Ogier champion du monde pour la neuvième fois, à Jeddah
Le rallye d’Arabie Saoudite, épreuve finale du calendrier WRC, a consacré Ogier après une saison marquée par une absence sur trois manches. Le Français, au volant de la Toyota Yaris, a pris l’ascendant sur ses rivaux et a bouclé le titre avec la neuvième couronne de sa carrière. À 41 ans, il égale le record détenu par Sébastien Loeb et prouve que sa longévité reste sans égale dans le sport.
Ogier a devancé son coéquipier Elfyn Evans et a confirmé une voiture de performance dans un contexte où Thierry Neuville a remporté le rallye d’Arabie Saoudite. Le palmarès du pilote français s’enrichit de 67 victoires et 115 podiums en WRC, chiffres qui racontent une carrière marquée par la constance et l’exigence. Originaire de Gap, Ogier s’était déjà imposé comme un point d’appui de la discipline, notamment par des performances dans des épreuves mythiques et par sa maîtrise sur routes variées.
Une égalité avec Loeb et une place à part dans l’histoire
Ce neuvième titre place Ogier à égalité avec Sébastien Loeb pour le nombre de couronnes mondiales, une statistique qui réaffirme sa place parmi les légendes du rallye français. Les observateurs soulignent la longévité et la constance d’un pilote capable de s’adapter à des règlements et à des terrains différents au fil des années. D’autres sources prévoient d’autres développements à suivre, mais l’instant est surtout celui d’une reconnaissance historique pour Ogier et sa génération.
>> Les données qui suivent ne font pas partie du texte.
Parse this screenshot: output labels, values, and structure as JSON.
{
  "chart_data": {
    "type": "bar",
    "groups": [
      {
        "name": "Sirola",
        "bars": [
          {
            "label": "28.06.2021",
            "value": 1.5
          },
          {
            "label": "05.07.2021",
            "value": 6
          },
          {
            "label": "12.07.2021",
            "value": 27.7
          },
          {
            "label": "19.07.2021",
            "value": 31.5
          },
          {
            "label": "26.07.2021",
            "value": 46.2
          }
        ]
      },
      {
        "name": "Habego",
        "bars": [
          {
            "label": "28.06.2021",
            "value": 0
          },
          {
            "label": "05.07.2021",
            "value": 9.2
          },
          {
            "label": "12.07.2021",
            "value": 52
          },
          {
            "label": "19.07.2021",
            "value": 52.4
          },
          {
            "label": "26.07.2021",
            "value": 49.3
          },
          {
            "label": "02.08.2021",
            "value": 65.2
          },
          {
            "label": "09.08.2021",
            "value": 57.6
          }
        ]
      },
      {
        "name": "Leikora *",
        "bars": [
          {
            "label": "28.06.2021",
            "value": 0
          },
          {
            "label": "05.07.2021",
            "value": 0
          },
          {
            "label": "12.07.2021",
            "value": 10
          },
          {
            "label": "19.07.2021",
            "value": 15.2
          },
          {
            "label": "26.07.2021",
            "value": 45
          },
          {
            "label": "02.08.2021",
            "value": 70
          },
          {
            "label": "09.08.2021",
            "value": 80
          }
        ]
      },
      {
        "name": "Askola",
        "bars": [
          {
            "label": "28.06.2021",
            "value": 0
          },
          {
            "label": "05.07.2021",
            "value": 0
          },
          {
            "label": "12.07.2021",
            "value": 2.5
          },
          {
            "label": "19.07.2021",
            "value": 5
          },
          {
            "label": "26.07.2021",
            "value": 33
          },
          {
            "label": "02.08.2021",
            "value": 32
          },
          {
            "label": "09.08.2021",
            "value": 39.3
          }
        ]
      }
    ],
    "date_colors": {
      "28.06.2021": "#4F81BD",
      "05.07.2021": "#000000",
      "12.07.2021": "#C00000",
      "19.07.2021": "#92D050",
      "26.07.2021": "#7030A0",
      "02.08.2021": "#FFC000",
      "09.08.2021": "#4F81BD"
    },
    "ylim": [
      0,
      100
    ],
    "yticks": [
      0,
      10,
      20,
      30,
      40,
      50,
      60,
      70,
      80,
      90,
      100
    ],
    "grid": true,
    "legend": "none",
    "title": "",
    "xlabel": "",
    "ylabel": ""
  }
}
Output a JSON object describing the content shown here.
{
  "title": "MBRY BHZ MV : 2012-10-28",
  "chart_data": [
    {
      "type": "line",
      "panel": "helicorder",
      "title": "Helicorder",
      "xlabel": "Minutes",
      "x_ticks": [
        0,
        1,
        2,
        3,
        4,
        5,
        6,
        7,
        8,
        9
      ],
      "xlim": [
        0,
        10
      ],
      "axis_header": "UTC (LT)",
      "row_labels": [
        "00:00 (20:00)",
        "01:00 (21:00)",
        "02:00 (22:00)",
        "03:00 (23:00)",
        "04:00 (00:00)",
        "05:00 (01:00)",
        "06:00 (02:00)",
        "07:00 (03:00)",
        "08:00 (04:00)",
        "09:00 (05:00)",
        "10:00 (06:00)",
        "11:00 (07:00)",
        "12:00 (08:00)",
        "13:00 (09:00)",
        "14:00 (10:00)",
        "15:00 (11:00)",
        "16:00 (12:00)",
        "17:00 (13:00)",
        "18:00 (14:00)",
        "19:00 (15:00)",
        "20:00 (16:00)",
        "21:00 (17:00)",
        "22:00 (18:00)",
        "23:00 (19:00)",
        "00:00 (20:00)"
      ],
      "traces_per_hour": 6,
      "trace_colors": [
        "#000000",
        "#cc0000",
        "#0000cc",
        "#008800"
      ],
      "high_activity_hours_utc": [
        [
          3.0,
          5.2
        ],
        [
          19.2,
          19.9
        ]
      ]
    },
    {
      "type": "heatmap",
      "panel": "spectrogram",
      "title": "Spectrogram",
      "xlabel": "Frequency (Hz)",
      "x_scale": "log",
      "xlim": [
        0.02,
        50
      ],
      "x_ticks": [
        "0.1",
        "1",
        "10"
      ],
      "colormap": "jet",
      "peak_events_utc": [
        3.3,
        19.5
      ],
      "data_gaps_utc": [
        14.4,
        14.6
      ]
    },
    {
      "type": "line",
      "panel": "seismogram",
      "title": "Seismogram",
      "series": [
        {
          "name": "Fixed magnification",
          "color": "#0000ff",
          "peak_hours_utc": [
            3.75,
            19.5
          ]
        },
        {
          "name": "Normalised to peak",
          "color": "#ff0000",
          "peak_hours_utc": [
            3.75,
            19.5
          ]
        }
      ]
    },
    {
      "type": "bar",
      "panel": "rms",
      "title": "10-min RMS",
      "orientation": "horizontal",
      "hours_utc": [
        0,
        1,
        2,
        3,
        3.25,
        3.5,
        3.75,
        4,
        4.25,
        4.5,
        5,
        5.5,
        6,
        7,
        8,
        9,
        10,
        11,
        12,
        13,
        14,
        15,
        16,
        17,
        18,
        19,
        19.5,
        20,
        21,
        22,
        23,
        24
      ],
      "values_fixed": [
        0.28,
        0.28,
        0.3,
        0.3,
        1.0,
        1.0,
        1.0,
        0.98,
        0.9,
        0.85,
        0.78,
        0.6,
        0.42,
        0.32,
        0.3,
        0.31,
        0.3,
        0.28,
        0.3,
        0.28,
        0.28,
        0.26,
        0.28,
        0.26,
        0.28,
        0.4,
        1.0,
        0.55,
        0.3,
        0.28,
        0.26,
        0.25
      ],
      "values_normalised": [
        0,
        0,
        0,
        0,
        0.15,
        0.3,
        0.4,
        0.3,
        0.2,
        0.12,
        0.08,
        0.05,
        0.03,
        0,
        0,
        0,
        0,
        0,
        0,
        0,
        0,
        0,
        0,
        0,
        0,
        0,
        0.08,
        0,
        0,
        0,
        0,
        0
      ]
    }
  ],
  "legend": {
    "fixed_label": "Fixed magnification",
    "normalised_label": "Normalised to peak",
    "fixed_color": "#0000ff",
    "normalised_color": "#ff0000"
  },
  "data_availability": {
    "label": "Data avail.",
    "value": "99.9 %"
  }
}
Le récit de la saison 2025 est écrit en images et chiffres: Ogier a pris le départ de 14 manches cette année, en en manquant trois, et a su tirer parti des opportunités dans des épreuves clés pour s’assurer le titre, devant un Evans qui n’a pas pu lutter jusqu’au bout. Cette réussite résonne comme une culmination d’un parcours commencé par le karting et nourri par les progrès constants du pilote et de l’équipe Toyota.